2007 ayağında, Cumhurbaşkanı'nı halkın seçmesi ve 16 Nisan ayağında yürütme yetkisinde Cumhurbaşkanının etkin ve güçlü konuma getirilmesinin en önemli sonucu, milli iradenin ülkenin tüm karar süreçlerine hâkim olmasını sağlamasıdır. Askeri ve bürokratik oligarşinin dayandığı BOĞAZİÇİ HANEDANI' nın da tarihin derinliğinden gelen Türkiye'yi idare etme, yön verme gücü yıkılmıştır.
VESAYET -AVRUPA BİRLİĞİ- MANEVİ CİHAZLANMA CEMİYETİ:
İstanbul Hanedanı deyince, AVRUPA BİRLİĞİ bağlamında, Amerika'nın isteği doğrultusunda komünizmle mücadele için kurulan "Manevi Cihazlanma- Moral Rearmament" örgütünün aynı Türkçe isimle İstanbul'da da faaliyet göstermiş oluşu dikkate değerdir. Avrupa Birliği'nin temelleri, 1950'li yıllarda örgütün İsviçre'nin Caux kentindeki şatosunda atıldı. François Mitterand ve Konrad Adenauer öncüleriydi... Her ikisi de Gül ve Haç bağlantılı Mason localarının üyeleriydi. Fikir babası Robert Schuman da öyle.

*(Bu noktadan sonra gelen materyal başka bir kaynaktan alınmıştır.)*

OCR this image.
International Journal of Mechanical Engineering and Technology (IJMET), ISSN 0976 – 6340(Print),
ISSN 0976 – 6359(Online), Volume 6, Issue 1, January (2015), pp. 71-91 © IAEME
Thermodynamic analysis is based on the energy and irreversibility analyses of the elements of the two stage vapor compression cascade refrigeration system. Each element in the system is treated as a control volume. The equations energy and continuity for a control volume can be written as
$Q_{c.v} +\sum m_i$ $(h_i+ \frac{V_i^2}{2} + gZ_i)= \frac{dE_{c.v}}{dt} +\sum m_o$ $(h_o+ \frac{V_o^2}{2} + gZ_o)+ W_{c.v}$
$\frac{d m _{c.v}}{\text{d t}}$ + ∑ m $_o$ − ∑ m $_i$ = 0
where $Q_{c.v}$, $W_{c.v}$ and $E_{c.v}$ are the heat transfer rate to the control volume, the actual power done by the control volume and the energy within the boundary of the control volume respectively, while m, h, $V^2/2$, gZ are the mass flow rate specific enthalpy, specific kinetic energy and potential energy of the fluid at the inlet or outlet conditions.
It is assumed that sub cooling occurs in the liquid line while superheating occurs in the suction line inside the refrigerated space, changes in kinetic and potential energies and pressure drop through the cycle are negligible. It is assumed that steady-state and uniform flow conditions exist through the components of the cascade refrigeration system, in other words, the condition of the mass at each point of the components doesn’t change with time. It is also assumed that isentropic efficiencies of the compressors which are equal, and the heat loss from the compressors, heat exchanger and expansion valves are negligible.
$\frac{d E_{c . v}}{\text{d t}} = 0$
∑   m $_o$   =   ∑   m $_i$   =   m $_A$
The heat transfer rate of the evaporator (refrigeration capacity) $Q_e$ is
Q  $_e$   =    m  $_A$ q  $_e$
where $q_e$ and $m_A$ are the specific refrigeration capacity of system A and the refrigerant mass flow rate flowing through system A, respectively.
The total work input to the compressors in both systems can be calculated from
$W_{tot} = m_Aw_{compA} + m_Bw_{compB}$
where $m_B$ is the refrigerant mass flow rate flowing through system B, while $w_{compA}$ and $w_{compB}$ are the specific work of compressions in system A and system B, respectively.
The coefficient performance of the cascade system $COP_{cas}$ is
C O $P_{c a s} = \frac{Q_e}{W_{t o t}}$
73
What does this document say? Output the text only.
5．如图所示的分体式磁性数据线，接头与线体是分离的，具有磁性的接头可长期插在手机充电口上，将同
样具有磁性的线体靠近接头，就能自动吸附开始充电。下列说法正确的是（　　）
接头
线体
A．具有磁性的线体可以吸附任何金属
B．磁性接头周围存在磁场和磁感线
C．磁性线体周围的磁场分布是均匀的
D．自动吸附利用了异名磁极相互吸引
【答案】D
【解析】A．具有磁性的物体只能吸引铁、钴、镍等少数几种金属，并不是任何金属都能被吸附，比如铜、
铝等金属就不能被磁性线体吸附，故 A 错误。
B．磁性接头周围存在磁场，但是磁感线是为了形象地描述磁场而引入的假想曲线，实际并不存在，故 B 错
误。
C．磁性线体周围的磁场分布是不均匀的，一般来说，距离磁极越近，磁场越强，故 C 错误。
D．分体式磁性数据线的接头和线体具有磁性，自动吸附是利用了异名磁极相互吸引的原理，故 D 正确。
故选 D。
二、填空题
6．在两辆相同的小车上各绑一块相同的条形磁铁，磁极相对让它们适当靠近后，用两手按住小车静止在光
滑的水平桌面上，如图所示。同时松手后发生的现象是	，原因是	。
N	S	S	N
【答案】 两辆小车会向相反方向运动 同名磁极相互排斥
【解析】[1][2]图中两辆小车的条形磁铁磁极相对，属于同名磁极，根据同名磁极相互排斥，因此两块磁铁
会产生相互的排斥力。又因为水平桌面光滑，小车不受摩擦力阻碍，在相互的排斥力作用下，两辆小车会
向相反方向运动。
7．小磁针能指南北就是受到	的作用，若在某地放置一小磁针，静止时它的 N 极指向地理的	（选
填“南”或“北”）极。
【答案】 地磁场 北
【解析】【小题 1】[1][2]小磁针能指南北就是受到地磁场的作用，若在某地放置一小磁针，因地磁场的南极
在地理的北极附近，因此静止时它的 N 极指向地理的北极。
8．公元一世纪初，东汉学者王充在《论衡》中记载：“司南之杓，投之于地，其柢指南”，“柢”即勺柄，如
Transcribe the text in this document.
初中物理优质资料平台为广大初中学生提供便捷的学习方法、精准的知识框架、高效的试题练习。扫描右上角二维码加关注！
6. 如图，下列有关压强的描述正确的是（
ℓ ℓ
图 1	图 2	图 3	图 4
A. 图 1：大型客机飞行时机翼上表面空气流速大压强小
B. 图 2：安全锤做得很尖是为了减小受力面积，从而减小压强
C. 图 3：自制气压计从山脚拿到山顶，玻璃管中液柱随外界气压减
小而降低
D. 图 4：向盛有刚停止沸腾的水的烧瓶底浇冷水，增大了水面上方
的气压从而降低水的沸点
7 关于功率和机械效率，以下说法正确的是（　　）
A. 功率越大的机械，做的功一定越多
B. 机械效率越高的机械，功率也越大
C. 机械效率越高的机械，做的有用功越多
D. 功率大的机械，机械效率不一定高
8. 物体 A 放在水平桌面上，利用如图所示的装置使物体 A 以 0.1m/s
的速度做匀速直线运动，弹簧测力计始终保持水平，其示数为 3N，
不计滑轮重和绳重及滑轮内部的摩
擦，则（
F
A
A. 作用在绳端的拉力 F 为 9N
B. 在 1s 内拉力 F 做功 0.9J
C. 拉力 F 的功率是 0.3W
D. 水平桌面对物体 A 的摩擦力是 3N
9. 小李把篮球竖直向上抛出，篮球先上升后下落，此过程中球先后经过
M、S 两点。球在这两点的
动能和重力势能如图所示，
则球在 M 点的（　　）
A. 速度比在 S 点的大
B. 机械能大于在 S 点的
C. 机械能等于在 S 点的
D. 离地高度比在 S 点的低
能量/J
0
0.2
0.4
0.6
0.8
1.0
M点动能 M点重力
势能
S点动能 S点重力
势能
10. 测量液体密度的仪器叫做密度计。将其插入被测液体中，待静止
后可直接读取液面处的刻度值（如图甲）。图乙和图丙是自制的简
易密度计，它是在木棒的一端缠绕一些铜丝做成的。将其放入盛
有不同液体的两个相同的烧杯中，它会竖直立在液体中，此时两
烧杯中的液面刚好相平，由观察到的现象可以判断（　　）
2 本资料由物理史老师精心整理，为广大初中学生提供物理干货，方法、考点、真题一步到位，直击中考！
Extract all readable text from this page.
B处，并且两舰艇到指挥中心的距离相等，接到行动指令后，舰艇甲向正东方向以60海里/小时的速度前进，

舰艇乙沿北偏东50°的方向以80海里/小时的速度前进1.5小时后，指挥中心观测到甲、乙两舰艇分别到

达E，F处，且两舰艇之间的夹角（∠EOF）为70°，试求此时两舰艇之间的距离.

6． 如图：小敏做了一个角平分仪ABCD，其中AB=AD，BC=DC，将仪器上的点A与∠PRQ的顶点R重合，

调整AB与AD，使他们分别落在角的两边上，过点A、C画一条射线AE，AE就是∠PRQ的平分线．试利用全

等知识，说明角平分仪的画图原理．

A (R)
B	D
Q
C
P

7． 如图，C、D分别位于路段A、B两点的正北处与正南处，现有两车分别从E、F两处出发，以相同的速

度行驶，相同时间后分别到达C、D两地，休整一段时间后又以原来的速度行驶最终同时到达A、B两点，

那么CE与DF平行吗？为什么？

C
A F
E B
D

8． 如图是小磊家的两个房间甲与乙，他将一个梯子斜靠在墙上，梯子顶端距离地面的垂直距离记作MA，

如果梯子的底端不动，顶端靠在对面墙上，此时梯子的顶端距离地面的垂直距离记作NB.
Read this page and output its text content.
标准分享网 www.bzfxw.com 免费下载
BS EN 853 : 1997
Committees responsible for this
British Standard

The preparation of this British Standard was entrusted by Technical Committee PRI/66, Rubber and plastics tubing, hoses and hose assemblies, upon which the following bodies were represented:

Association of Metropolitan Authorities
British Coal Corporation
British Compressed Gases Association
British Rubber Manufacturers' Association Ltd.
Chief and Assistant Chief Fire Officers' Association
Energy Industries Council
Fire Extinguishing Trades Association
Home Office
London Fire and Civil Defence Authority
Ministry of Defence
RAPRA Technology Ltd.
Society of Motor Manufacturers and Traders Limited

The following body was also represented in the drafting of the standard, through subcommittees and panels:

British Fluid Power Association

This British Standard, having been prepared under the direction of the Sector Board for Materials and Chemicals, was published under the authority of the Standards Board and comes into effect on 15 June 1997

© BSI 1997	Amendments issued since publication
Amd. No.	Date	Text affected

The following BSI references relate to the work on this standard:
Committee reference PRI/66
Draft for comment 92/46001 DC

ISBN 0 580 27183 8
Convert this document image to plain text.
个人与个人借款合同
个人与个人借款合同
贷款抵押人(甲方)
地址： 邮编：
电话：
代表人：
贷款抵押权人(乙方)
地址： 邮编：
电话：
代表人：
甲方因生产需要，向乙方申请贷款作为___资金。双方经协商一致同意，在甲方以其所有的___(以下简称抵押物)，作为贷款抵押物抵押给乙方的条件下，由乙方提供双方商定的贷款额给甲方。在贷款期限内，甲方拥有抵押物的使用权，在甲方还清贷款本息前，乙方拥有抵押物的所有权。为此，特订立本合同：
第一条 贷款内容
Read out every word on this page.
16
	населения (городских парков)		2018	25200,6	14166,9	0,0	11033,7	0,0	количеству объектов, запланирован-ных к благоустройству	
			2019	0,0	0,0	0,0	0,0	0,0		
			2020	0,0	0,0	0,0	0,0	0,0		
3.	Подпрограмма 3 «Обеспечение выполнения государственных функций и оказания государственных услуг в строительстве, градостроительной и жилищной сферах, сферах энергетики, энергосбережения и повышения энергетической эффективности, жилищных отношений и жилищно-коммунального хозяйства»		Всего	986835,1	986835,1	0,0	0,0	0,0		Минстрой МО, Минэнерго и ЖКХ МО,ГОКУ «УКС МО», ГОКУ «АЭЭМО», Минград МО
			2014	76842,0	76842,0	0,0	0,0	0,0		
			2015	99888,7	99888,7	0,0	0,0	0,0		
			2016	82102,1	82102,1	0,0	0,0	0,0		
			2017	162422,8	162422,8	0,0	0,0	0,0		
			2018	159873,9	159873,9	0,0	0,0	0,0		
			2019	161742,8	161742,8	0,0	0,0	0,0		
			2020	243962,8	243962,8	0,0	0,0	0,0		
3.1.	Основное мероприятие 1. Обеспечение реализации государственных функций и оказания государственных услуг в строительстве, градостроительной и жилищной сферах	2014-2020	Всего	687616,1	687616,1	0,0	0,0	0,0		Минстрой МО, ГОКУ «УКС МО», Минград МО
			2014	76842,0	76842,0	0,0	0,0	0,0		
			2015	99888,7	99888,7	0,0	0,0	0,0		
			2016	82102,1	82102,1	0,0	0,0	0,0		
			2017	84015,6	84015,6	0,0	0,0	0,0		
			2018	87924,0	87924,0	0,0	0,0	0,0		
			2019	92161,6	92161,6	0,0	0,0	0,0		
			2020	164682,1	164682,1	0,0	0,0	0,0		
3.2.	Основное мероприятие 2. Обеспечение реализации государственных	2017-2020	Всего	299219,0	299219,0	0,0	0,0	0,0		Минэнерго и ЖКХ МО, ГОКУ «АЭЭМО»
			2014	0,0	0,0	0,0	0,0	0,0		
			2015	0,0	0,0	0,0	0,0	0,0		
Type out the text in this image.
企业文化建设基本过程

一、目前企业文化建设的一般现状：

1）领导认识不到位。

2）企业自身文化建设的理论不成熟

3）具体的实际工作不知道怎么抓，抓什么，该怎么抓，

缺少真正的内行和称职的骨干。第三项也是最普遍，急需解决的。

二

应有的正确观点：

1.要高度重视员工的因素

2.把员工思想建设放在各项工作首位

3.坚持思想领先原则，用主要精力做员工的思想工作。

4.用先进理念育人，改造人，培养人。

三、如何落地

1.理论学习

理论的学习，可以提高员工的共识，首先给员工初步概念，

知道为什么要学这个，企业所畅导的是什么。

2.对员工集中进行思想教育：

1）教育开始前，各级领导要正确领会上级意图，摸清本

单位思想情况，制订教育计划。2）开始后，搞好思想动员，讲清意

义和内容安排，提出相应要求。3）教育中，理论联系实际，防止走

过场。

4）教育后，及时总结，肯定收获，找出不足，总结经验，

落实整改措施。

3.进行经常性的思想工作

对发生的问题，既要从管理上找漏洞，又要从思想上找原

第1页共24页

Avrupa Birliği'nin Türkiye örgütlenmesi de 11 Kasım 1966 da "Manevî Cihazlanma Cemiyeti" adıyla oluşmuştur. Başkanı dönemin İstanbul valisi Prof. Fahrettin Kerim Gökay'dı. Gökay dünyayı idare eden İlluminati'nin de üyesiydi. Derneğin adresi Beyoğlu Asmalımescit Sokağı'nda bir apartmanın üst katıydı. Toplantıları Teşvikiye'deki Gül ve Haç binasında, İzmir Palas'ta, bir kısmı İzmir'de, en gizli ve özel toplantılar ise Gökay'ın Kadıköy, Göztepe'deki köşkünde yapılırdı. İstiklal Caddesi-Boğaziçi bir birini tamamlardı.
Derneğin ilginç projelerinden bazıları şunlardı:
İstanbul 'Dünya Dinler Başkenti' yapılacak,
Fener Patrikhanesi Vatikan gibi ayrı bir devlet olacak
Ayasofya Ortodoks ibadetine açılacak,
'Dünya Dinler Arası Diyalog ve Hoşgörü' projesi geliştirilecek.
İlginçtir; 1997'de CIA kuklası -NATO Gladyosu Fetullah'ın Papa 2'inci Jean Paul ile buluşarak "Ilımlı İslam, Dinler Arası Diyalog'unu başlatması çok dikkate değerdir. Bu fikrin fikir babası olan 'Üç din birliği' yani 'İbrani dinler' denen projeyi ilk kez bir Mason teşkilatı Manevi Cihazlanma Cemiyet'inin ortaya atması tesadüf değildir. Bu dernekle, Batıya eklemlenmiş İstanbul Baronlarının iç içe geçen ilişkileri, küresel ağları göz önünde tutulursa, 15 Temmuz'a kadar uzanan Türkiye'nin kılcallarının ele geçirilmesi tehlikesinin vahameti bir kez daha anlaşılmalıdır.
SONUÇ: 16 Nisan, vesayetçi zihniyeti köreltirken, Boğaziçi hanedanının, Müslüman Türk evlatlarının Türkiye'nin siyasi ve ekonomik idaresini ele ele almasının önüne koyduğu setlerin, mâniaların, yığınakların da kırılmasını sağlamıştır. Şimdi en büyük hedefimiz;
Hıristiyan Batı'nın, TÜRK- İSLAM MEDENİYETİNİ YIKMAK için 100 yıldır uyguladığı, İslamiyet'in yıkılmayan tek kalesi Türkiye'nin coğrafyasıyla, tarihiyle ve kültürel omurgasıyla planlı şekilde oynamasını net biçimde kırmak olmalıdır.